In a series of three recent court decisions, New Mexico’s appellate courts have grappled with IPRA’s implications for private entities. In State ex rel. Toomey v. City of Truth or Consequences2 and New Mexico Foundation for Open Government v. Corizon Health, the Court of Appeals held that the records of a private contractor performing services on behalf of a public body were subject to inspection under IPRA to the extent they related to government business.

This article maintains that IPRA requests must be directed to the public body, not a private contractor, and that a private entity is not a proper defendant in an action to enforce IPRA. Based on IPRA’s plain language and overall statutory purpose, the decisions in Toomey, Pacheco, and Corizon should be read narrowly as holding only that the records of a private entity are public records when held on behalf of a public body. The nine-factor test from Toomey, weighing the circumstances to determine whether records are effectively held on behalf of a public body, should not be misconstrued to subject a private entity itself to IPRA. Instead, only a private entity’s records may be subject to IPRA through the public body on whose behalf the private entity is operating. An IPRA request should be directed to the public body, not the private contractor or employee. And, in the event of alleged noncompliance with IPRA, the public body is the proper defendant, not its private contractor.

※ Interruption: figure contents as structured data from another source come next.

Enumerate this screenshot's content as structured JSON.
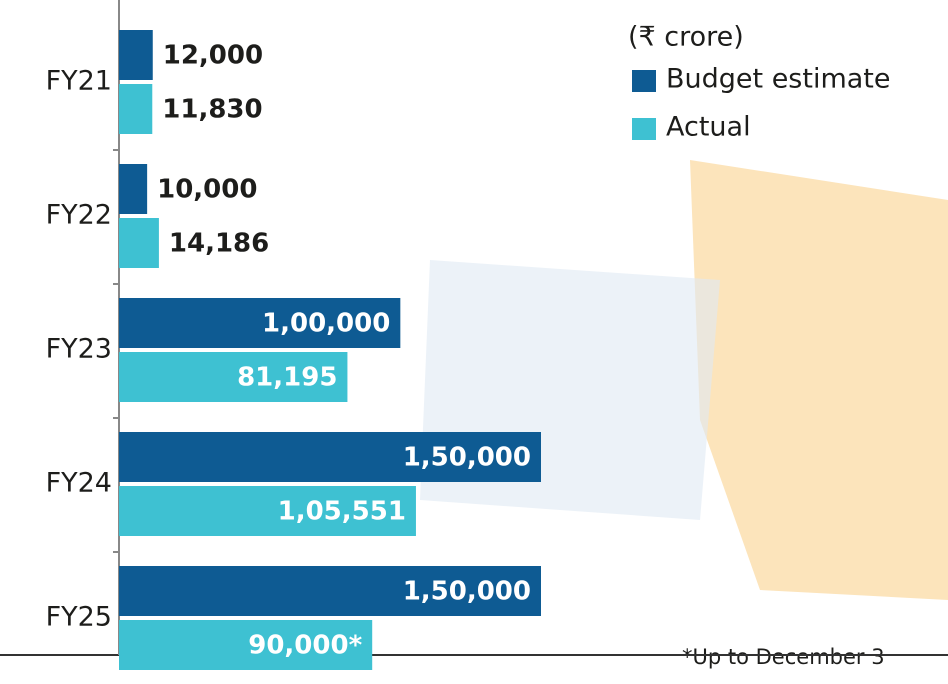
{
  "chart_data": {
    "type": "hbar",
    "unit_note": "(₹ crore)",
    "footnote": "*Up to December 3",
    "categories": [
      "FY21",
      "FY22",
      "FY23",
      "FY24",
      "FY25"
    ],
    "series": [
      {
        "name": "Budget estimate",
        "color": "#0e5b93",
        "values": [
          12000,
          10000,
          100000,
          150000,
          150000
        ],
        "value_labels": [
          "12,000",
          "10,000",
          "1,00,000",
          "1,50,000",
          "1,50,000"
        ]
      },
      {
        "name": "Actual",
        "color": "#3ec1d2",
        "values": [
          11830,
          14186,
          81195,
          105551,
          90000
        ],
        "value_labels": [
          "11,830",
          "14,186",
          "81,195",
          "1,05,551",
          "90,000*"
        ]
      }
    ]
  }
}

The first section of this article describes the history of IPRA, particularly as it relates to private entities. First, it traces the evolution of IPRA over time, with an emphasis on its shifting scope and provisions, until the statute reached approximately its current form roughly thirty years ago. The article then discusses Toomey, Pacheco, and Corizon in detail, explaining each case’s procedural history and the respective court’s decision. The second section analyzes the holdings in all three cases and outlines various possible interpretations. Finally, this article argues that these three cases cannot, consistent with IPRA, be interpreted as holding that private entities may constitute public bodies for the purposes of specific public records requests.